Australian-Demographics-by-Age

Residual life expectancy at age 65 is 19 years for men and 22 years for women. That means that the average 65-year-old male – having survived the fast cars and other reckless acts of youth – is expected to live until 84. As a result, over the next 20 years, the proportion of elderly will increase as a percentage of the population. That fact is close to certain, but because it will play out over 20 years (rather than 3 or 5), short-term focused market participants arguably fail to give it full weight.

It's no secret that the elderly spend a lot of money on healthcare. Indeed, for my grandmother, it is the single biggest cost. It's not discretionary, and she will continue to pay until the end. Superstar healthcare stocks like CSL Limited (ASX: CSL) are very rarely undervalued, but smaller healthcare companies like the two below occasionally become very attractively priced.

Paragon Care Ltd. (ASX: PGC) supplies surgical instruments, medical equipment and consumable medical products, largely to hospitals. It is therefore somewhat dependent on the unpredictable flow of orders from hospitals. Because the company is basically a middleman, it also risks being cut out of the equation altogether, if it increases margins by too much.

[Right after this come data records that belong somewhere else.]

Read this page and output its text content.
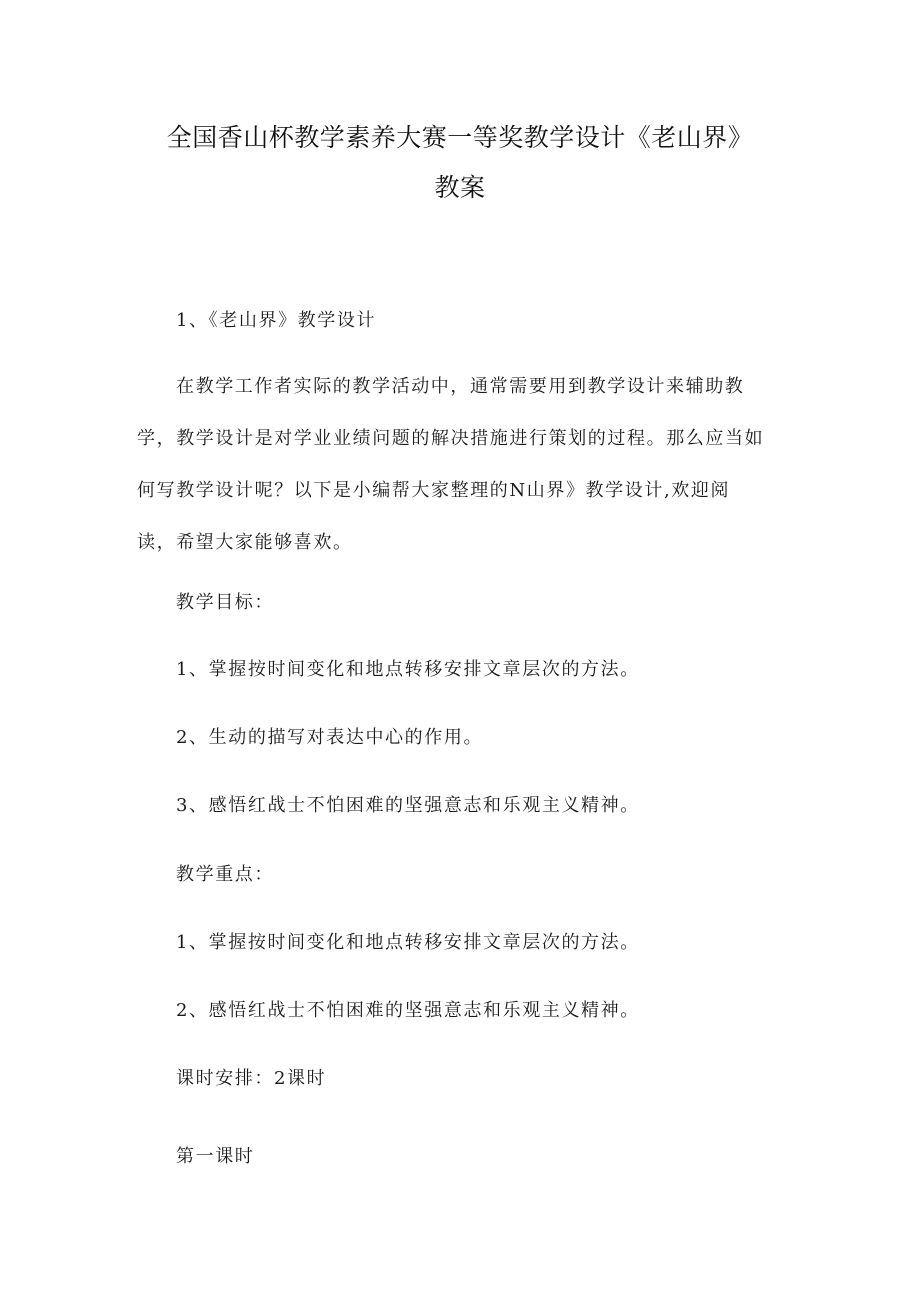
全国香山杯教学素养大赛一等奖教学设计《老山界》
教案
1、《老山界》教学设计
在教学工作者实际的教学活动中，通常需要用到教学设计来辅助教
学，教学设计是对学业业绩问题的解决措施进行策划的过程。那么应当如
何写教学设计呢？以下是小编帮大家整理的N山界》教学设计,欢迎阅
读，希望大家能够喜欢。
教学目标：
1、掌握按时间变化和地点转移安排文章层次的方法。
2、生动的描写对表达中心的作用。
3、感悟红战士不怕困难的坚强意志和乐观主义精神。
教学重点：
1、掌握按时间变化和地点转移安排文章层次的方法。
2、感悟红战士不怕困难的坚强意志和乐观主义精神。
课时安排：2课时
第一课时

This isn't the kind of superstar business I generally look for.

On the other hand, the company tends to grow by acquisitions, and this makes sense if that strategy generates synergies and economies of scale. At the current share price of 29.5c, the company trades on a FY 2015 P/E of less than 10. After raising capital at 37c the company has a reasonably strong balance sheet. Furthermore, the company recently signalled the intention to make another acquisition in the short term (using debt). The business is a bit too unpredictable for me at current prices, but I'd be interested should shares become a bit cheaper, or if the new acquisition has particularly strong growth prospects.

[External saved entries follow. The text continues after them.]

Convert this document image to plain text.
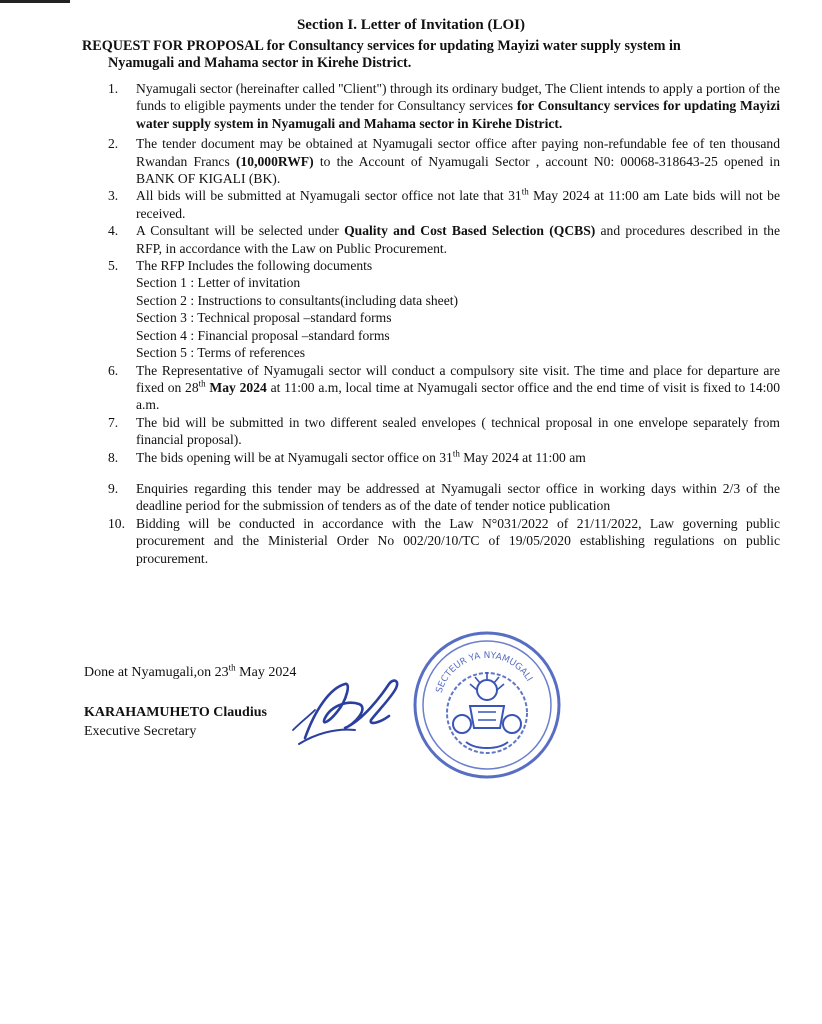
Section I. Letter of Invitation (LOI)
REQUEST FOR PROPOSAL for Consultancy services for updating Mayizi water supply system in
Nyamugali and Mahama sector in Kirehe District.
1. Nyamugali sector (hereinafter called ''Client") through its ordinary budget, The Client intends to apply a portion of the funds to eligible payments under the tender for Consultancy services for Consultancy services for updating Mayizi water supply system in Nyamugali and Mahama sector in Kirehe District.

2. The tender document may be obtained at Nyamugali sector office after paying non-refundable fee of ten thousand Rwandan Francs (10,000RWF) to the Account of Nyamugali Sector , account N0: 00068-318643-25 opened in BANK OF KIGALI (BK).

3. All bids will be submitted at Nyamugali sector office not late that 31th May 2024 at 11:00 am Late bids will not be received.

4. A Consultant will be selected under Quality and Cost Based Selection (QCBS) and procedures described in the RFP, in accordance with the Law on Public Procurement.

5. The RFP Includes the following documents

Section 1 : Letter of invitation
Section 2 : Instructions to consultants(including data sheet)
Section 3 : Technical proposal –standard forms
Section 4 : Financial proposal –standard forms
Section 5 : Terms of references
6. The Representative of Nyamugali sector will conduct a compulsory site visit. The time and place for departure are fixed on 28th May 2024 at 11:00 a.m, local time at Nyamugali sector office and the end time of visit is fixed to 14:00 a.m.

7. The bid will be submitted in two different sealed envelopes ( technical proposal in one envelope separately from financial proposal).

8. The bids opening will be at Nyamugali sector office on 31th May 2024 at 11:00 am

9. Enquiries regarding this tender may be addressed at Nyamugali sector office in working days within 2/3 of the deadline period for the submission of tenders as of the date of tender notice publication

10. Bidding will be conducted in accordance with the Law N°031/2022 of 21/11/2022, Law governing public procurement and the Ministerial Order No 002/20/10/TC of 19/05/2020 establishing regulations on public procurement.

Done at Nyamugali,on 23th May 2024
KARAHAMUHETO Claudius
Executive Secretary
SECTEUR YA NYAMUGALI
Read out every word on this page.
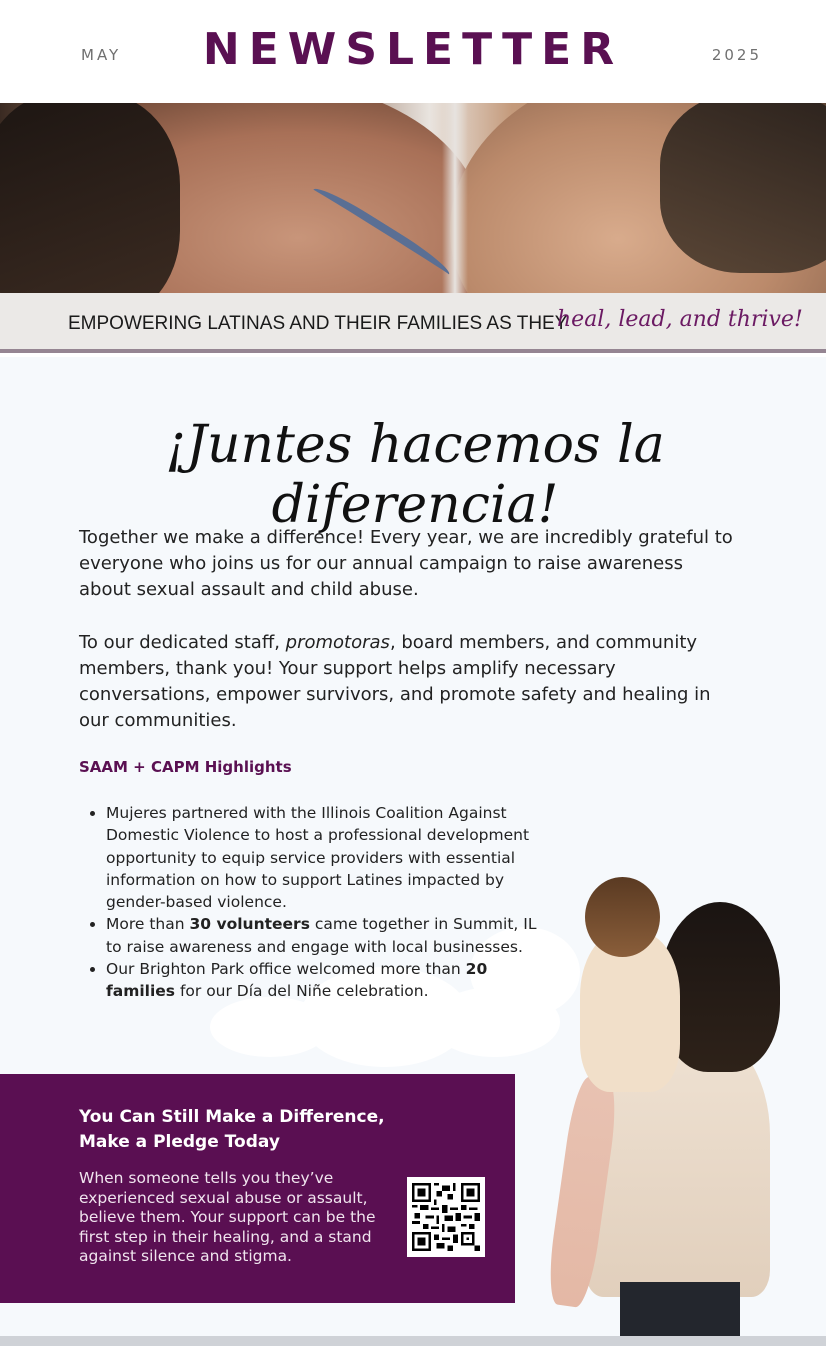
MAY	NEWSLETTER	2025
EMPOWERING LATINAS AND THEIR FAMILIES AS THEY
heal, lead, and thrive!
¡Juntes hacemos la diferencia!

Together we make a difference! Every year, we are incredibly grateful to everyone who joins us for our annual campaign to raise awareness about sexual assault and child abuse.

To our dedicated staff, promotoras, board members, and community members, thank you! Your support helps amplify necessary conversations, empower survivors, and promote safety and healing in our communities.

SAAM + CAPM Highlights
• Mujeres partnered with the Illinois Coalition Against Domestic Violence to host a professional development opportunity to equip service providers with essential information on how to support Latines impacted by gender-based violence.
• More than 30 volunteers came together in Summit, IL to raise awareness and engage with local businesses.
• Our Brighton Park office welcomed more than 20 families for our Día del Niñe celebration.
You Can Still Make a Difference, Make a Pledge Today
When someone tells you they’ve experienced sexual abuse or assault, believe them. Your support can be the first step in their healing, and a stand against silence and stigma.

Pulse Health Limited (ASX: PHG) is a potential client of Paragon, as it owns six largely regional, private hospital businesses across NSW and Queensland. Like Paragon, the company has grown by acquisition in the past. However, with hospital utilisation rates at around 65%, the key is to improve occupancy.

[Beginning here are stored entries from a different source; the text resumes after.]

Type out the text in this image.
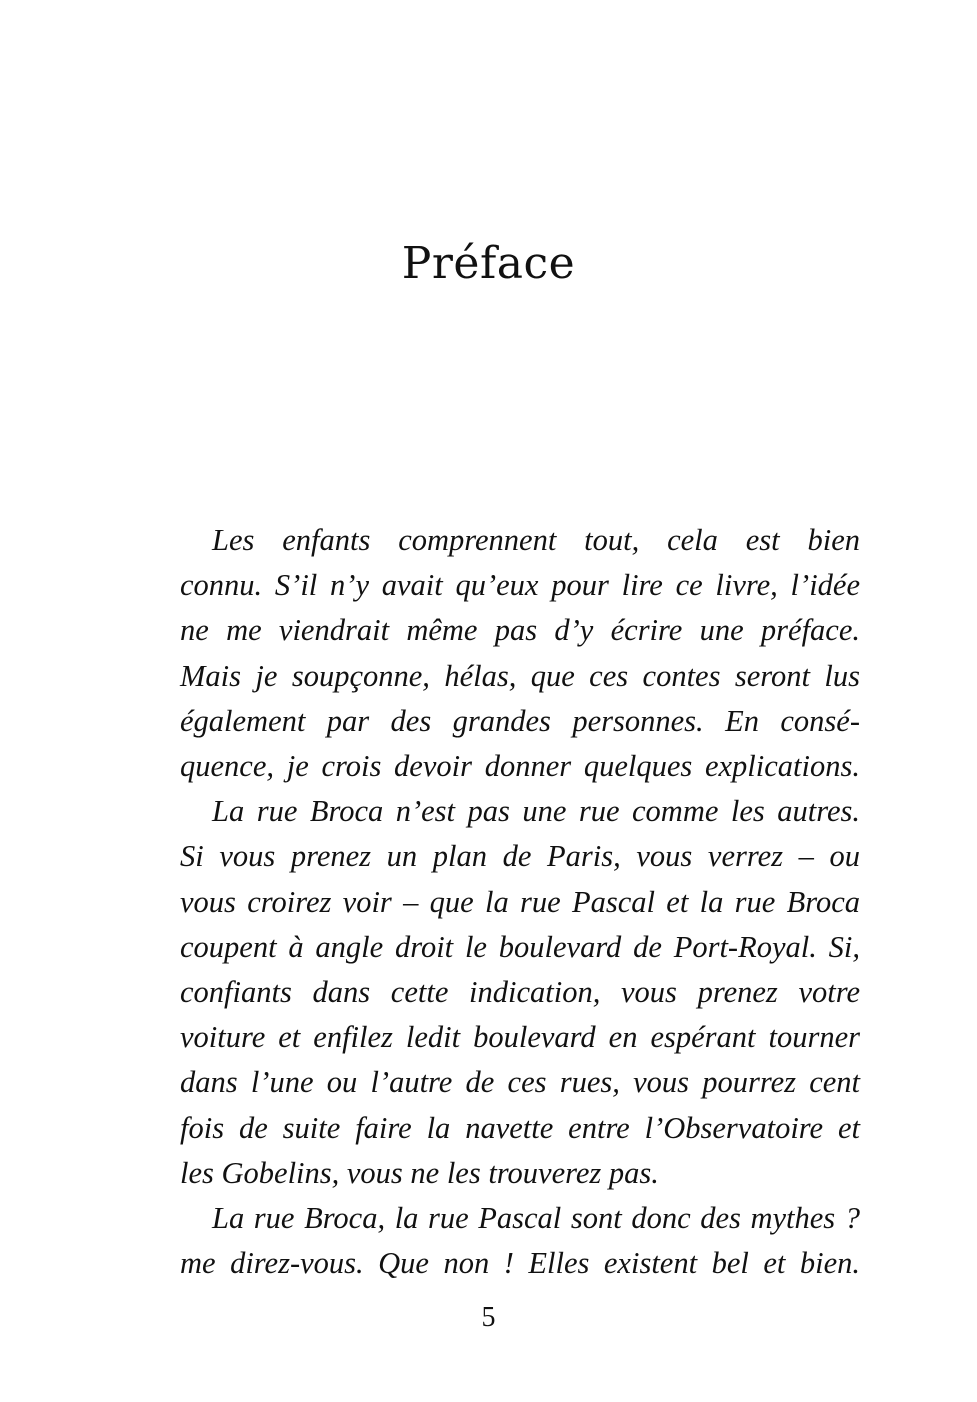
Préface
Les enfants comprennent tout, cela est bien
connu. S’il n’y avait qu’eux pour lire ce livre, l’idée
ne me viendrait même pas d’y écrire une préface.
Mais je soupçonne, hélas, que ces contes seront lus
également par des grandes personnes. En consé-
quence, je crois devoir donner quelques explications.
La rue Broca n’est pas une rue comme les autres.
Si vous prenez un plan de Paris, vous verrez – ou
vous croirez voir – que la rue Pascal et la rue Broca
coupent à angle droit le boulevard de Port-Royal. Si,
confiants dans cette indication, vous prenez votre
voiture et enfilez ledit boulevard en espérant tourner
dans l’une ou l’autre de ces rues, vous pourrez cent
fois de suite faire la navette entre l’Observatoire et
les Gobelins, vous ne les trouverez pas.
La rue Broca, la rue Pascal sont donc des mythes ?
me direz-vous. Que non ! Elles existent bel et bien.
5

If the services provided are quality, that problem should take care of itself over time, and the company's profits should steadily increase, even without any new acquisitions. At a share price of 55c, Pulse Health Group is trading on a FY 2015 P/E of around 25 to 30. I'd need a more attractive price to buy shares myself, but the potential to expand existing sites, improve occupancy and even buy new locations is promising over the long term. I also think the company could expand its community care operations, and it helps that it is relatively small, with a market capitalisation of just $90 million. That means that it is not yet on the radar of the larger fund managers.